The use of incense is an integral part of our worship and devotion, and something we deeply and reverently love. It is a symbol of the fact that prayers always rise to God, reminiscent of the antiphon at Evensong, "Let my prayer be set forth in Thy sight as the incense and let the lifting up of our hands be an evening sacrifice." It also brings to mind Revelation 8:3 and 4 which say: "3 Another angel with a golden censer came and stood at the altar; he was given a great quantity of incense to offer with the prayers of all the saints on the golden altar that is before the throne. 4 And the smoke of the incense, with the prayers of the saints, rose before God from the hand of the angel."

In recent times, the use of incense is "compounded" by one simple fact, i.e., since most of our churches are now air-conditioned, the natural ventilation which existed for centuries is no longer there. Air conditioning primarily circulates existing air and primarily does not introduce fresh air.

This means, simply put, that worshippers are now impacted by second hand smoke in a way that our forebears never were since they had natural and ample ventilation. Whether it be cigarette, cigar and pipe smoke or incense smoke it is all SECOND HAND SMOKE, which has been proven medically to be bad for one's health: it causes cancer and other respiratory maladies.

This issue is further complicated by the fact that most churches use charcoal briquettes as their heat source in thuribles, rather than the self-lite coals, or locally-produced charcoal. This is because briquettes are far less expensive and more readily available. However, these are made for external use on barbeque pits and grills. They produce chemical fumes. Even if you cannot smell it the emissions are there...and briquettes ARE NOT designed for or recommended for indoor use. The packaging states that clearly.

Medical and safety personnel would advise and have advised that this is an unhealthy situation with deadly possibilities, i.e.,

    Air-conditioned spaces (which equals no ventilation) + smoke + a heat source recommended for external use + chemical emissions.
For centuries, smoking in public places was the norm. There were smoking and non-smoking areas in planes, trains and many public venues. It was acceptable and it continued for some time after it was known to be deadly. Then the world made a shift to what we see now: smoking allowed only in designated areas.

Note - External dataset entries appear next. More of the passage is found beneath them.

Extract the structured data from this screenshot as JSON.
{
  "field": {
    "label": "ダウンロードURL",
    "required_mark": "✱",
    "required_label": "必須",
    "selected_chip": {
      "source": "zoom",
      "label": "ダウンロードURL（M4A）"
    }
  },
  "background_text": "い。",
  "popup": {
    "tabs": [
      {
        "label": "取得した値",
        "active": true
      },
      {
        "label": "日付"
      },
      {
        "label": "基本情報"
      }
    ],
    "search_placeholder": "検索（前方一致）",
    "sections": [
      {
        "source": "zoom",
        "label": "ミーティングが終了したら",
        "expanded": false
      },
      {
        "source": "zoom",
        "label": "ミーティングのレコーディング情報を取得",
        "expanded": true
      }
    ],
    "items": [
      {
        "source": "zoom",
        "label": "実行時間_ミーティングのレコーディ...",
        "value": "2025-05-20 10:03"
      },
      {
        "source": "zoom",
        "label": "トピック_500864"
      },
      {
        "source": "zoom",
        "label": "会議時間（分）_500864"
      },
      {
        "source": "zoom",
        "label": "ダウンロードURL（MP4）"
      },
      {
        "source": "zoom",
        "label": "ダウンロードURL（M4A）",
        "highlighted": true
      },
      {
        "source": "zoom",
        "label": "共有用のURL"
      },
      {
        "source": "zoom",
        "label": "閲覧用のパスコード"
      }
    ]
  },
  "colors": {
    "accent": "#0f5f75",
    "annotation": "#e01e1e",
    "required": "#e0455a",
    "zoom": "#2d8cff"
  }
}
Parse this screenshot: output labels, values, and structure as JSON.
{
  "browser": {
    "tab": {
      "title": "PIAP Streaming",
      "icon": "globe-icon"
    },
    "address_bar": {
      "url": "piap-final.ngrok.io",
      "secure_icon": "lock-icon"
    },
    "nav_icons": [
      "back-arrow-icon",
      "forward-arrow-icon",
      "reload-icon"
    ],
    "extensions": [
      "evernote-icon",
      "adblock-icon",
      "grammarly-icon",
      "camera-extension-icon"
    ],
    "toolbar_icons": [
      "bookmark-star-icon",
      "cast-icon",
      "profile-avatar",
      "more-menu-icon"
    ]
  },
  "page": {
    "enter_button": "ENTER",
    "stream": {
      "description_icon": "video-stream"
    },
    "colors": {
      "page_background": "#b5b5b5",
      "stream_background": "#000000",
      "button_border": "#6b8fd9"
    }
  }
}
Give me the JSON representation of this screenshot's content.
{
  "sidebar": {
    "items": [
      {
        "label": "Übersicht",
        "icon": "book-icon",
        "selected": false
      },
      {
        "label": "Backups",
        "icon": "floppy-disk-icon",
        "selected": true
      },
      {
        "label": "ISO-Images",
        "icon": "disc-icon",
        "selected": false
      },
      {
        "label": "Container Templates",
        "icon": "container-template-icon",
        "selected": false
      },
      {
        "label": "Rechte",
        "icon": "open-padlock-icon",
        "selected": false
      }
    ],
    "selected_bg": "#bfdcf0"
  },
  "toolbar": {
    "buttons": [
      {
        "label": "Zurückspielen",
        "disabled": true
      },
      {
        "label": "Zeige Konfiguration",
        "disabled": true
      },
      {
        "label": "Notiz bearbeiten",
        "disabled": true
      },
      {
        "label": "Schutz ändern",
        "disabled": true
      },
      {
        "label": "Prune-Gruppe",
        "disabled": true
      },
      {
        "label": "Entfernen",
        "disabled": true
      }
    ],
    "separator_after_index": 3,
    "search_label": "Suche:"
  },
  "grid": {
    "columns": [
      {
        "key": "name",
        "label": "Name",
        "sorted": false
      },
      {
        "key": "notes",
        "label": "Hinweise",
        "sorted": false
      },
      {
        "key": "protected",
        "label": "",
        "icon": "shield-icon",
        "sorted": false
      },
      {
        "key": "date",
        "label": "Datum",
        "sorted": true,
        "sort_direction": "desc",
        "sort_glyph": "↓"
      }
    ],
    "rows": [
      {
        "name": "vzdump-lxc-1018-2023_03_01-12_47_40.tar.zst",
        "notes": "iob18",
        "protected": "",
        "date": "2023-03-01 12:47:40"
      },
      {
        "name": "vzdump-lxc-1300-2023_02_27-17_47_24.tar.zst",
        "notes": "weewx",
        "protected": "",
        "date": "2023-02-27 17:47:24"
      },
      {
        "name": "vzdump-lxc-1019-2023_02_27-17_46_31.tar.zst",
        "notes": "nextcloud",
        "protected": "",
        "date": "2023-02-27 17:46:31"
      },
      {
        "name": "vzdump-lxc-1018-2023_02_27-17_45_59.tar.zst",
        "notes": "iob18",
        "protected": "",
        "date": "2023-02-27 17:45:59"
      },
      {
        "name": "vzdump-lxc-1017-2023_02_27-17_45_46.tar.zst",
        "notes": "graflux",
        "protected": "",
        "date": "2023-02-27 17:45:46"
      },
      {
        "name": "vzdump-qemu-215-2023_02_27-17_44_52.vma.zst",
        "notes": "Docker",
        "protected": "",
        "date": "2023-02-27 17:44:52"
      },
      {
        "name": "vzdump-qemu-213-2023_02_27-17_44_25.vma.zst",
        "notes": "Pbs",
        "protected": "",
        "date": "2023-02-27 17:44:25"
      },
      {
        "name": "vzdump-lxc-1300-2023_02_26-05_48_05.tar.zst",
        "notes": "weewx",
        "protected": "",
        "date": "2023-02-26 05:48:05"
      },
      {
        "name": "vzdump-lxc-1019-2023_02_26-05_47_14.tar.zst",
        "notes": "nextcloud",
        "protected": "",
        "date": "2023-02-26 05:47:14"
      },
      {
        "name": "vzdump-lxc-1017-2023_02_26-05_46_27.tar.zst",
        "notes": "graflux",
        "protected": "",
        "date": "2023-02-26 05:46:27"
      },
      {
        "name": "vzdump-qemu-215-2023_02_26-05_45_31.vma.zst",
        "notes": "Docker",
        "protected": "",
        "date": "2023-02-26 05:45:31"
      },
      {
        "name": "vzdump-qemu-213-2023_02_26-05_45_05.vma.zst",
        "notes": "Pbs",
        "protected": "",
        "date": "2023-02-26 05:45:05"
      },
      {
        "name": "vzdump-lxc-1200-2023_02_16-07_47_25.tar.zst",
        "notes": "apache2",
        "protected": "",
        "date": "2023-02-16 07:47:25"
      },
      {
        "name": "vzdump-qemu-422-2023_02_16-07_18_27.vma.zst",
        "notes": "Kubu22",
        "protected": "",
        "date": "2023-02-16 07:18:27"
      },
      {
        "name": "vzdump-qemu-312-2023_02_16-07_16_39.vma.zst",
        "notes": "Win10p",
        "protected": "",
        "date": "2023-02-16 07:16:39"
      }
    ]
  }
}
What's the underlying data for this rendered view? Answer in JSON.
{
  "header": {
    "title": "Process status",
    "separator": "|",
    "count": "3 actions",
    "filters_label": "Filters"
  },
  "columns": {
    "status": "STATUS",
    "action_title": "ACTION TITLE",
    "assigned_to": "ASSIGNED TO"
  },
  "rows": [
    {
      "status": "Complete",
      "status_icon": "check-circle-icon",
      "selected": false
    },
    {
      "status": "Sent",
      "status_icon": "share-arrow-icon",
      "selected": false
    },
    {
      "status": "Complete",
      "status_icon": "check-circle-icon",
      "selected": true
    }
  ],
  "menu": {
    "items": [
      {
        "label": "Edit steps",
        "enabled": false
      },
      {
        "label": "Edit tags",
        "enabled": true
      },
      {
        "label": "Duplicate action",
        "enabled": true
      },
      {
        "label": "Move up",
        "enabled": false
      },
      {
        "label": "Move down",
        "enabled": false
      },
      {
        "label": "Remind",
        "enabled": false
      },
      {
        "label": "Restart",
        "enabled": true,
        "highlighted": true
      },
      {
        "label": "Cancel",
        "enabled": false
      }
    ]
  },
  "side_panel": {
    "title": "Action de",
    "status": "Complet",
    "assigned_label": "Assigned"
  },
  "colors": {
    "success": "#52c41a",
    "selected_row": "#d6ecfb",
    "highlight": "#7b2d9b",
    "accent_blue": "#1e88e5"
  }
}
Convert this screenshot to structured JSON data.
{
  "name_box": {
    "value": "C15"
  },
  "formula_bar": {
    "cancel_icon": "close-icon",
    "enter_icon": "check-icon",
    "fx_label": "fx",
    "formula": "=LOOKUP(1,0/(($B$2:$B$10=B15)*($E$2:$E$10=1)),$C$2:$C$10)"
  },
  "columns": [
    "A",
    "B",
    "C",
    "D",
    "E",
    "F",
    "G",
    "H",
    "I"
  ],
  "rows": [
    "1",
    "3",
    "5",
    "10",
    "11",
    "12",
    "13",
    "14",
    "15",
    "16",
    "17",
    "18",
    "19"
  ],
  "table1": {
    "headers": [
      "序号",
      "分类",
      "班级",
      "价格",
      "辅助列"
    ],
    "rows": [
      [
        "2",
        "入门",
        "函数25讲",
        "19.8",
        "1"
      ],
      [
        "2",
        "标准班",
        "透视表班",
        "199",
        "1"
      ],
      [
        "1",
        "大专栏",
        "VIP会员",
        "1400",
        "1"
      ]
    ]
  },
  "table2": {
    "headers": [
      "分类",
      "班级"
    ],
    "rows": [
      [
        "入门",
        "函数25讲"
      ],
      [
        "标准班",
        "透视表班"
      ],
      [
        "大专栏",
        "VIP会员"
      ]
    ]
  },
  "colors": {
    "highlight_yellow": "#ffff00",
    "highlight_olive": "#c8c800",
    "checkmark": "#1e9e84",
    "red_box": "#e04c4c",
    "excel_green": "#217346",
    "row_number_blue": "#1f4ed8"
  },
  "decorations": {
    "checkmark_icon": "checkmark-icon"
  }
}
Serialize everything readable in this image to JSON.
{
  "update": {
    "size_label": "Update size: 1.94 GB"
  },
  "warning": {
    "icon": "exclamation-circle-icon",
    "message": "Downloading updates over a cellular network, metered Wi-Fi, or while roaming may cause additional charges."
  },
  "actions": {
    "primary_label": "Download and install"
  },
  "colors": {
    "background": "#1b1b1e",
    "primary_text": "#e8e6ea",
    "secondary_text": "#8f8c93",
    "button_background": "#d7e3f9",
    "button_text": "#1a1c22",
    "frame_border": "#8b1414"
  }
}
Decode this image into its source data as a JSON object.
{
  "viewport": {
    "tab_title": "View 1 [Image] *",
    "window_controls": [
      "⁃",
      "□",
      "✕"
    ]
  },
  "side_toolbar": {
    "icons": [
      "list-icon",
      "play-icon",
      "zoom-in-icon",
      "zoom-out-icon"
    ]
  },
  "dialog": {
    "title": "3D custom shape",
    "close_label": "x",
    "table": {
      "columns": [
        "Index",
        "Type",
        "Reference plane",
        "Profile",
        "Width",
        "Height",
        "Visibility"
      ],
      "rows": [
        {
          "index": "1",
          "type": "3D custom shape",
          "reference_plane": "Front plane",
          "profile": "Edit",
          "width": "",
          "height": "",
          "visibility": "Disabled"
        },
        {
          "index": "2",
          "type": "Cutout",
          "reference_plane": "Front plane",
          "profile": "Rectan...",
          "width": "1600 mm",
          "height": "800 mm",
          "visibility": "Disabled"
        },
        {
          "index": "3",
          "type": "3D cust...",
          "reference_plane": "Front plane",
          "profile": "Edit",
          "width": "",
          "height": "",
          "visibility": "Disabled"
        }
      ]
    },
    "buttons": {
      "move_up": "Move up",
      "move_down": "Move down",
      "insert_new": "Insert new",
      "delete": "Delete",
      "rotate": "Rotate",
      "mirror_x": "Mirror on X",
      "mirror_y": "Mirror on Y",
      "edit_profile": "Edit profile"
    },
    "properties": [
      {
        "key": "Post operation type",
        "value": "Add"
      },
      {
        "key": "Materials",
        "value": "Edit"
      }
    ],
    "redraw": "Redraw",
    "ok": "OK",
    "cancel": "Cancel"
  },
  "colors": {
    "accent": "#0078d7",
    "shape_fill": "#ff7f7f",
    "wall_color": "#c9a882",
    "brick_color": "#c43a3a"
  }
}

Every thurifer had/has as his/her goal to create zero visibility in divine worship (yours truly included) and many achieved this in various degrees of success. Many congregants desire this "cloud" also and revel in it. I can remember persons "rowing" the thurifers in St. Agnes when we passed their pew in procession and did not have enough smoke billowing from the thuribles to suit their fancy, if not their devotion.

Conversely, we have seen many persons either fanning the smoke away or actually exiting the service because they find it hard to cope with.

The time has come for the Church to make a shift corresponding, in essence, to the one made for medical reasons in the secular world with regard to smoking.

As a matter of policy, I now ask the clergy to observe the following guidelines:
  1. Cease the use of charcoal briquettes.

  2. Use self-lite coals or locally produced charcoal.

  3. Use small amounts of incense. As incense is symbolic, God's grace is not proportionate to the volume of incense. Direct thurifers to be moderate (in fact, traditionally and liturgically, they have no authority to put in incense). Bear in mind the size of the space in a chancel, sanctuary or nave, the crowd present and the way that your particular air-conditioning system works.

  4. Be sensitive to those who may have challenges with incense smoke, whether they be members or visitors. (There are even some of our priests who have respiratory challenges). Taking the attitude that persons having difficulty simply need to "put up with it" or to "get over it" is not healthy, helpful, charitable, nor does it draw persons to our church.

  5. Where space, circulation and sparse distribution of worshippers allow, discretion may allow an increase in incense use, but this must be monitored carefully.

  6. Generally, we need to be more moderate.
Conclusion: Please note that whether we love incense smoke or not, it is second hand smoke and we should therefore limit our inhalation of it, especially in closed, air-conditioned, spaces with limited ventilation.